Priority has been given to 18 existing homes that do not have a legal source of water following the 2013 state Supreme Court ruling. The rest of the water will be available for new uses on a first-come, first-served basis.

To stay updated about these projects, please sign up for our Skagit Basin Water Solutions email list.


In response to Engrossed Senate Bill 6589, the governor directed us to study the possibility of storing water to provide non-interruptible water supplies to permit-exempt well users in the Skagit River basin. We partnered with Washington State University’s Water Research Center to develop the feasibility study. We also worked with Washington Department of Health, Skagit County, tribes, and non-municipally owned public water systems in Skagit County on this study.

Expanding public water supply

We commissioned RH2 Engineering to complete two in-depth studies of existing municipal water systems in the lower Skagit River tributaries to determine if those systems could provide water for new uses.

The first study evaluated nine public water systems in the region and identified five potential projects that would provide water in the Carpenter-Fisher and Nookachamps subbasins. The projects identified include:

  • Direct water service expansion in the upper reaches of the Nookachamps and Carpenter-Fisher subbasins.
  • Indirect water service by piping municipal supplies into the upper reaches of Fisher, Carpenter, and Nookachamps creeks, offsetting the use of wells downstream.

Preliminary cost estimates for these projects range from $700,000 to $12 million. The study found that it is least expensive to use public water supply as mitigation (indirect water service). Mitigation options ranged between about $700,000 to $4 million. Direct service options started at about $6 million. If carried out, these options would provide relief for some, but not all, property owners in these subbasins. The biggest expense is the length of the water main needed.

The second study assessed the availability of municipal water rights upstream of Sedro-Woolley.
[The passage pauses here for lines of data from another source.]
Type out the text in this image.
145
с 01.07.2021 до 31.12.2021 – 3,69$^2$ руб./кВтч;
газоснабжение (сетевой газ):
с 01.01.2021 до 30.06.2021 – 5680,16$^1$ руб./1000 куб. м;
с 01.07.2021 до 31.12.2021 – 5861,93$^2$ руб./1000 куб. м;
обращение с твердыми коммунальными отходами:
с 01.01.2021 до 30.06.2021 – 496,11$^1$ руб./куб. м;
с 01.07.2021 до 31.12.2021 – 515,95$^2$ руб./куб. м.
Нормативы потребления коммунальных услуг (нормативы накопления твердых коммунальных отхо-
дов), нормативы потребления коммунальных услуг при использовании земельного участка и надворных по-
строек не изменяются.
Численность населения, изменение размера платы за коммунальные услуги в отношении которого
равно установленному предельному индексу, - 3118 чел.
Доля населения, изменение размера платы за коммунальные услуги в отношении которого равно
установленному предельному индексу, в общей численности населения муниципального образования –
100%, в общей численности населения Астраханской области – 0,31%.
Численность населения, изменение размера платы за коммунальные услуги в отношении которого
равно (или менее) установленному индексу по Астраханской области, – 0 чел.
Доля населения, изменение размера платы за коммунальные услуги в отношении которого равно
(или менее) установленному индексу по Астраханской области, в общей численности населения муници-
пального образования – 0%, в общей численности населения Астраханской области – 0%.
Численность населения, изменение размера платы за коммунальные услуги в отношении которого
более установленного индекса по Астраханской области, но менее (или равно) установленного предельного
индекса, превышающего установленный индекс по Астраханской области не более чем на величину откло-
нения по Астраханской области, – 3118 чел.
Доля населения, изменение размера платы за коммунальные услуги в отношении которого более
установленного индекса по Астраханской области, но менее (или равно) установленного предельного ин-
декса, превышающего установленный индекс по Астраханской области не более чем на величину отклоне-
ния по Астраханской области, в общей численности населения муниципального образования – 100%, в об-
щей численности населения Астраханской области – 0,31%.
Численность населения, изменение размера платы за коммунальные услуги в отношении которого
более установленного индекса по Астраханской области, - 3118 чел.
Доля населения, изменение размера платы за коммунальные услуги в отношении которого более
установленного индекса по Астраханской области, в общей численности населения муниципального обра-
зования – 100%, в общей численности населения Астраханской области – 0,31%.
The study identified:

  • Five water systems that may be capable of expanding their service, although substantial infrastructure upgrades may be needed.
  • Fifteen smaller water systems could serve an additional 633 connections within their existing service areas.

Cost is the major consideration for water service expansion. A rough estimate puts possible waterline extensions in the tens of millions of dollars. Funding for these projects is not known. Many areas where direct water service expansion would be needed do not have a lot of residents. This may not be a cost-effective option.

Shallow aquifer recharge

We have considered shallow aquifer recharge (SAR) projects to provide water for mitigation in the Skagit River basin. Suitable sites are a possibility in portions of the lower Skagit. The upper Skagit watershed is generally dominated by bedrock, limiting the likelihood of suitable sites.

Many elements need to come together for SAR to be a viable option. These include:

  • Proper geology
  • Land available for lease or purchase
  • Reliable and consistent water availability. In areas where SAR would depend on high-flow events or stormwater runoff for recharge, water supply could vary considerably seasonally and from year-to-year
  • Reliable operation and maintenance facility that could run indefinitely

Skagit River Basin Streamflow Enhancement/Groundwater Mitigation Program

In 2014, the Upper Skagit Tribe proposed a wetland recharge SAR project in the Fisher Creek subbasin. A technical study showed that not enough water could be captured during dry years to meet the needs of property owners. Potential sites were also not available for purchase and there was little community support. The project proponents decided not to pursue the project.